Q: What does the bond referendum look like on the March 15 ballot?
A: Here is how this bond proposal is put to North Carolina voters:
[ ] FOR [ ] AGAINST
The issuance of two billion dollars ($2,000,000,000) State of North Carolina Public Improvement Bonds constituting general obligation bonds of the State secured by a pledge of the faith and credit and taxing power of the State for the purpose of providing funds, with any other available funds, to fund capital improvements and new facilities for the State, including, without limitation, the construction and furnishing of new facilities and the renovation and rehabilitation of existing facilities for, without limitation, the University of North Carolina System, the North Carolina Community College System, water and sewer systems, the State’s National Guard, the Department of Agriculture and Consumer Services, attractions and parks, and the Department of Public Safety.”
Q: Who is assisting Gov. Pat McCory with the bond proposal?

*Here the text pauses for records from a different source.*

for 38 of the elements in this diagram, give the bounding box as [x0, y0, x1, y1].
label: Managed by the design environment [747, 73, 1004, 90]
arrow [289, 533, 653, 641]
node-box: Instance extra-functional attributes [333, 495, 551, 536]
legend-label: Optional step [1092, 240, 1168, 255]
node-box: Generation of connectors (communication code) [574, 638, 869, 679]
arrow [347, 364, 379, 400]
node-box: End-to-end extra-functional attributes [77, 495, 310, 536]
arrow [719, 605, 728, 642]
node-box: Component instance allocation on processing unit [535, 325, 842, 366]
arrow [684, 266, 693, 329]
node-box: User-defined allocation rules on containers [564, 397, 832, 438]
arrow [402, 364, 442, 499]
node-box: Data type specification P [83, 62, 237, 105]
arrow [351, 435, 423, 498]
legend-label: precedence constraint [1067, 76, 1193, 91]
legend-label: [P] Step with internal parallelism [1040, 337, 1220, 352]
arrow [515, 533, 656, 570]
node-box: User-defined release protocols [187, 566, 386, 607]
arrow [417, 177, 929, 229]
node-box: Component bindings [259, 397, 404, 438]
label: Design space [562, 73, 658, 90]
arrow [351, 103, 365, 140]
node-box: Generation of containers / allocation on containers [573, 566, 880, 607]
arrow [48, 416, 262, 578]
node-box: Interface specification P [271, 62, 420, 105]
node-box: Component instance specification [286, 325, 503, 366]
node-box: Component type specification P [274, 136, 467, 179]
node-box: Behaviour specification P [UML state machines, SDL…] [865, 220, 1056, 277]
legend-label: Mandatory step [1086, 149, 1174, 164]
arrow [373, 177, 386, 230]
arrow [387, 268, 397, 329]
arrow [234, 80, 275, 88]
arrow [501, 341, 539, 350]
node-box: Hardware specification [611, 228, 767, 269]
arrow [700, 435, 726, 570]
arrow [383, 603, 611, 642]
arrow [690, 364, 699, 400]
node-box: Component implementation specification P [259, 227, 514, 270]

A: The following are serving:
Honorary co-chairs: Lt. Gov. Dan Forest; Senate leader Phil Berger; House Speaker Tim Moore; Senate Minority Leader Dan Blue; state Superintendent of Public Instruction June Atkinson; Agriculture Commissioner Steve Troxler; Bob Brown of High Point, CEO of B&C International; Jack Cecil of Asheville, president of Biltmore Farms; Fred Eschelman of Wilmington, founder of PPD; Ann Goodnight, SAS director of outreach; Stick Williams of Charlotte, Duke Energy Foundation president; and Jim Melvin of Greensboro, president of the Joseph Bryan Foundation.
Co-chairs: Vanessa Harrison, president of AT&T North Carolina in Raleigh; retired Brig. Gen. David Jennette with Timberlands Unlimited in Windsor; former N.C. Supreme Court Justice Robert Orr; Jim Rose with Yadkin Bank in Raleigh; and Dr. Joan Perry with Kinston Pediatrics in Kinston.